Forums » wattOS R8

Microwatt Tidbits

    • 563 posts
    May 11, 2014 2:57 AM PDT

    1. Right click on the desktop for menus. (they have been customized them a lot) They are also mostly static (like most of crunchbang's are). Which means you have to add things to it to have them show natively in the menu (which is VERY easy). I have done two things to ease this however.

     

    a. We are using PCManFM creatively in that at the top of each menu entry is an "All Applications" choice in each category. Selecting this launches an instance of PCManFM in ICON mode showing a "menu" of all apps in the category. These are driven by the well known ".desktop" files that many-many applications use and install automatically upon installing from synaptic or command line (its how the LXDE menu's are created).

     

    b.
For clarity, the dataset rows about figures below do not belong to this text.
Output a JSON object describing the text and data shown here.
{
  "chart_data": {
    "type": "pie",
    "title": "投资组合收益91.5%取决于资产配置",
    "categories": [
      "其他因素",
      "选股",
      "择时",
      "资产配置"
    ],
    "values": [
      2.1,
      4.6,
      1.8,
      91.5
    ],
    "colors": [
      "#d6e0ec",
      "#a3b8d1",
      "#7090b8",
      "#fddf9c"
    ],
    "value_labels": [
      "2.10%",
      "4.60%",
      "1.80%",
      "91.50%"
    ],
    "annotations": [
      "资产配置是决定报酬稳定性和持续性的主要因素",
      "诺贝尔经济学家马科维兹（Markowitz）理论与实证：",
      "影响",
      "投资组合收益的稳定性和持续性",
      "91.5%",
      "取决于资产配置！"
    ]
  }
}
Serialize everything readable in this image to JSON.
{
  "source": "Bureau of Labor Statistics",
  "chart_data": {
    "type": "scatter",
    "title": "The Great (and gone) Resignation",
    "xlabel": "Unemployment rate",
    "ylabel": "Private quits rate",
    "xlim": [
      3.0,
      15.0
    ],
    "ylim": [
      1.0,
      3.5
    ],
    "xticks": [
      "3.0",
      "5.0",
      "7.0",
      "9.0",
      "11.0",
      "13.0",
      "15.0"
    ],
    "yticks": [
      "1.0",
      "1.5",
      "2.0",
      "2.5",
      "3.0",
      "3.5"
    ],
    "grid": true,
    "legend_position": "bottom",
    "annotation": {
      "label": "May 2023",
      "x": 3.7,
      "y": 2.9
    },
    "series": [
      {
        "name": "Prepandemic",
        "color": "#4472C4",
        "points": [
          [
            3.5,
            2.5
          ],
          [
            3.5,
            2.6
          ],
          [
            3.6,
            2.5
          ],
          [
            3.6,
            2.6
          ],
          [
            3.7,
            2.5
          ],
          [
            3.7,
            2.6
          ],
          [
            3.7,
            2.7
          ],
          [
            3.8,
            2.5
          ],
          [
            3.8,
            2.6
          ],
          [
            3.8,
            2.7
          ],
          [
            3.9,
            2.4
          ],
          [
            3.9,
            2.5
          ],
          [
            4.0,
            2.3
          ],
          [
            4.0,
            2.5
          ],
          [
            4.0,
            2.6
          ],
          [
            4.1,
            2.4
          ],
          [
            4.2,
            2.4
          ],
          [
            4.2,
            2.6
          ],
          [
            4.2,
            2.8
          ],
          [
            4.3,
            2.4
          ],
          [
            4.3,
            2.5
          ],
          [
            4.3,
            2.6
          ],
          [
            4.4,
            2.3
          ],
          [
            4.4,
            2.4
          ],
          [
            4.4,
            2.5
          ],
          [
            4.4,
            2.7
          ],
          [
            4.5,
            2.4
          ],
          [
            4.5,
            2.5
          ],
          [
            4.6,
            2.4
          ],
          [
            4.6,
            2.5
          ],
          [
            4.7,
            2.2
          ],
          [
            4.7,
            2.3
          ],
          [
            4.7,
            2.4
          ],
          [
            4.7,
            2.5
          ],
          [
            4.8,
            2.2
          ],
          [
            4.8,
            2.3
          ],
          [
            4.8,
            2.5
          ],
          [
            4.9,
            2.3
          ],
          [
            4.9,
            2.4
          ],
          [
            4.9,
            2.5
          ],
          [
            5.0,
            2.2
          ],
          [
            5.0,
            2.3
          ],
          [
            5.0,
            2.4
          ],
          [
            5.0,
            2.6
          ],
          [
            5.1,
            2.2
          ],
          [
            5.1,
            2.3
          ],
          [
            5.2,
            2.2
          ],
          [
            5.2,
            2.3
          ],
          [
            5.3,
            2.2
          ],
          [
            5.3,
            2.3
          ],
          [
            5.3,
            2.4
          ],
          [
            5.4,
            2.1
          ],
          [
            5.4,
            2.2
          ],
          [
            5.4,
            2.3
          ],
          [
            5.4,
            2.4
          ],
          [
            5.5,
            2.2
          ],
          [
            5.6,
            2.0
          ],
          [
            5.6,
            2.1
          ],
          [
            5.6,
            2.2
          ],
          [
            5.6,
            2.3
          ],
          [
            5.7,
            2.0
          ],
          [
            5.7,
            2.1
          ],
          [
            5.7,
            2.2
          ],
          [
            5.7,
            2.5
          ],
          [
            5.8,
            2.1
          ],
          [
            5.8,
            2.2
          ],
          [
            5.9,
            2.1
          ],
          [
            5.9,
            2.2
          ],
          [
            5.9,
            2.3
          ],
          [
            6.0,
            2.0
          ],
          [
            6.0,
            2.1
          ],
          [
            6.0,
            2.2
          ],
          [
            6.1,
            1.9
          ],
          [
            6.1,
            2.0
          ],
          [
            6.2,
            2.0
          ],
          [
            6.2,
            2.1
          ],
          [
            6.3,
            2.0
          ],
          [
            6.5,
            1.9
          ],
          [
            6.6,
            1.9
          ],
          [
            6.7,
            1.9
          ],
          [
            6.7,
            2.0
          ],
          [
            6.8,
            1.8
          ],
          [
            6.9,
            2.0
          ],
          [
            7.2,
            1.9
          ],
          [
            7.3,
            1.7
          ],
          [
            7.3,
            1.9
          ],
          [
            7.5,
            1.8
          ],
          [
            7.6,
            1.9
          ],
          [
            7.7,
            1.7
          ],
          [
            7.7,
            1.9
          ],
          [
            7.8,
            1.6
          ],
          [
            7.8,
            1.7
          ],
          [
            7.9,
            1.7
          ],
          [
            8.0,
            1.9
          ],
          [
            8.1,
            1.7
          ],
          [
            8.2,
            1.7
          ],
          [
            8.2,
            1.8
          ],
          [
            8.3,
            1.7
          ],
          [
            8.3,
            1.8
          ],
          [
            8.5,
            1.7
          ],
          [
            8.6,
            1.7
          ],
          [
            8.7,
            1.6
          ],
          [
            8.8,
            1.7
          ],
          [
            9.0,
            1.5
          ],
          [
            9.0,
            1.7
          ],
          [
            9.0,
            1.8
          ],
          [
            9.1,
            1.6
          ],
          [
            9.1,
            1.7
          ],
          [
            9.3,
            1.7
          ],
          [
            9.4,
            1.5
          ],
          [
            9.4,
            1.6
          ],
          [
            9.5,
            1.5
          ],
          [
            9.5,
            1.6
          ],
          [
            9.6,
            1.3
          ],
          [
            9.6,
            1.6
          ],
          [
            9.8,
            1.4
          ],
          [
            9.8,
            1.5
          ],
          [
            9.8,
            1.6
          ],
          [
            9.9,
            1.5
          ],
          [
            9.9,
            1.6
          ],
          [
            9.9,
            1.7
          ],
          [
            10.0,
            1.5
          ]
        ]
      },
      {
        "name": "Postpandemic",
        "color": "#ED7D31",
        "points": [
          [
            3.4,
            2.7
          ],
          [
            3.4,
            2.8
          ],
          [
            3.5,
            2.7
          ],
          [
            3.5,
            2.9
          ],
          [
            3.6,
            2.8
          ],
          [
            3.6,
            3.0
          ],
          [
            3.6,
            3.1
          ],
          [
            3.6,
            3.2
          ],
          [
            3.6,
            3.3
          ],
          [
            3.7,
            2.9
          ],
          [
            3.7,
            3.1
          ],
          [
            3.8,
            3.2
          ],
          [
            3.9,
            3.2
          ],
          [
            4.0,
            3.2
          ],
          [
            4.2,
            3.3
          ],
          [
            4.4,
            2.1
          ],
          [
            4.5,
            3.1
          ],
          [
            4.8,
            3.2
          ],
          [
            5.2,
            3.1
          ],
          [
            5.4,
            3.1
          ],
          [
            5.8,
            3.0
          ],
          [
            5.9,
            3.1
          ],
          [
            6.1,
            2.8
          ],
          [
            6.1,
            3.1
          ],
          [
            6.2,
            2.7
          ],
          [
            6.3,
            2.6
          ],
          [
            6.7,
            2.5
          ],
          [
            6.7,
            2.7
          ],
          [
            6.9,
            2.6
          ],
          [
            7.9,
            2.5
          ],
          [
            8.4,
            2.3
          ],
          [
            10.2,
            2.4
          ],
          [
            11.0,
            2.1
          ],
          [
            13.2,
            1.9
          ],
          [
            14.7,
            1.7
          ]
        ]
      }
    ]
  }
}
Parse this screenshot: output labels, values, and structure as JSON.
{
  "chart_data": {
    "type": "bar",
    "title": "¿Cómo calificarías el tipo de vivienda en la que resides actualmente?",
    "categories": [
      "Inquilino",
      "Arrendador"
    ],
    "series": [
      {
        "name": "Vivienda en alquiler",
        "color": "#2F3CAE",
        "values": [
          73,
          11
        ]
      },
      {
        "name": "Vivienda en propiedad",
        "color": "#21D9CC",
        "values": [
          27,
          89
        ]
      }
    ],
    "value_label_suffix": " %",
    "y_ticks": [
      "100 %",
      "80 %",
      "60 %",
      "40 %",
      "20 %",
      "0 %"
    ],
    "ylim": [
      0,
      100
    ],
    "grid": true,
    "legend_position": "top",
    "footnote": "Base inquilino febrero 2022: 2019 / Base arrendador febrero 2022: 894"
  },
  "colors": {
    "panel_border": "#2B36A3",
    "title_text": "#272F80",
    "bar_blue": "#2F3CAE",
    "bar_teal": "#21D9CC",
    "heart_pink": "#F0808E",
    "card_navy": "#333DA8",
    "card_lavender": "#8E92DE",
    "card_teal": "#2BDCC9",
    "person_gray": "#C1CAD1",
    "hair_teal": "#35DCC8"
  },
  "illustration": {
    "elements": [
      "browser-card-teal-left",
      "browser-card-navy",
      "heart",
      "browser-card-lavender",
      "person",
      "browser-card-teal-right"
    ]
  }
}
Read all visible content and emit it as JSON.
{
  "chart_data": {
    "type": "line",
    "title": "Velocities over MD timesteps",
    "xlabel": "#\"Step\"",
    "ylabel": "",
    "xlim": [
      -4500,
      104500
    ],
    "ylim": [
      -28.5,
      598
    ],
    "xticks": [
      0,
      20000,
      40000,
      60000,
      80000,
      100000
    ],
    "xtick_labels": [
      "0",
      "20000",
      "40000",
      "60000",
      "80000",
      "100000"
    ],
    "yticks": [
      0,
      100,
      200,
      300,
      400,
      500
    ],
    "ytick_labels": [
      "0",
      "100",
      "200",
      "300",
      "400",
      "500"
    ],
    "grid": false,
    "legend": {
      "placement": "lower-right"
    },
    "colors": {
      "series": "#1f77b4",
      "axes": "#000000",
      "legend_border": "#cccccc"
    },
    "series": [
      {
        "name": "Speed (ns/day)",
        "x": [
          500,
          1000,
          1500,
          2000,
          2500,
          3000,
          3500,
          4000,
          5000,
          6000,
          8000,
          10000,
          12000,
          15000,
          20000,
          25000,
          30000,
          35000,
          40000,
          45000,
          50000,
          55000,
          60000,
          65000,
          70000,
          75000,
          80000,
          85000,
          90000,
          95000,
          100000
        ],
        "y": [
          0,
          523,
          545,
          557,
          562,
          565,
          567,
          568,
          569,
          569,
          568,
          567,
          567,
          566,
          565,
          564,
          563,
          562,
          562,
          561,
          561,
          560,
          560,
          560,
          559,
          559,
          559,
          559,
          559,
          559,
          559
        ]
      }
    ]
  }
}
We included a GUI menu editor that is easy to use and has lots of references as you can look at the existing entries. (The GUI editor for the menu is located under "Preferences-Configure the Menu(GUI) -

     

    2. We have added a menu entry called "additional software" that has additional things that are most common to be added (and was the same on the previous version of Microwatt). Like printing, flash, etc. Not to be obvious, but you have to be connected to the internet obviously, and you really need to run the first menu item called "Update Software Sources(Do First)" so the shell scripts can successfully download the packages. You dont have to use this menu obivously and synaptic is present, but I put it there for now.

     

    3. We added some simple keybindings and put them on the desktop so you dont have to remember them. Also included is gmrun which is a nice launcher to run programs. It also "looks ahead" and has tab completion, so you could launch it (either the run command in the menu or "WindowsKey+r") and start leafpad for example by typing "lea" then hit tab and it will complete. If there are similar ones, it will list them in a drop down to choose from.

     

    4. The distro is largely Debian wheezy, but there is a tiny bit of Jessie there also as we installed Qupzilla from the repos rather than from a direct download as I preferred a known upstream source. Unfortunately of course that pulled in a few things, but the Jessie repo is not included in the sources, and all packages will show up to date and in sync with Wheezy when you check for updates.

     

    We have forgone the small ISO for the sake of convienience of the average user so they have things like the ability to browse network shares natively without having to install anything, and using the easier/faster installer.

     

    I am relatively happy with the memory usage. It sits around 66MB idle and thats including things like the network manager, power manager, etc. The liveCD sits below 128MB

     

    I also included all the same wireless packages from LXDE with the hope of a broad range of wireless compatibility without a ton of pain. (knowing they never all work).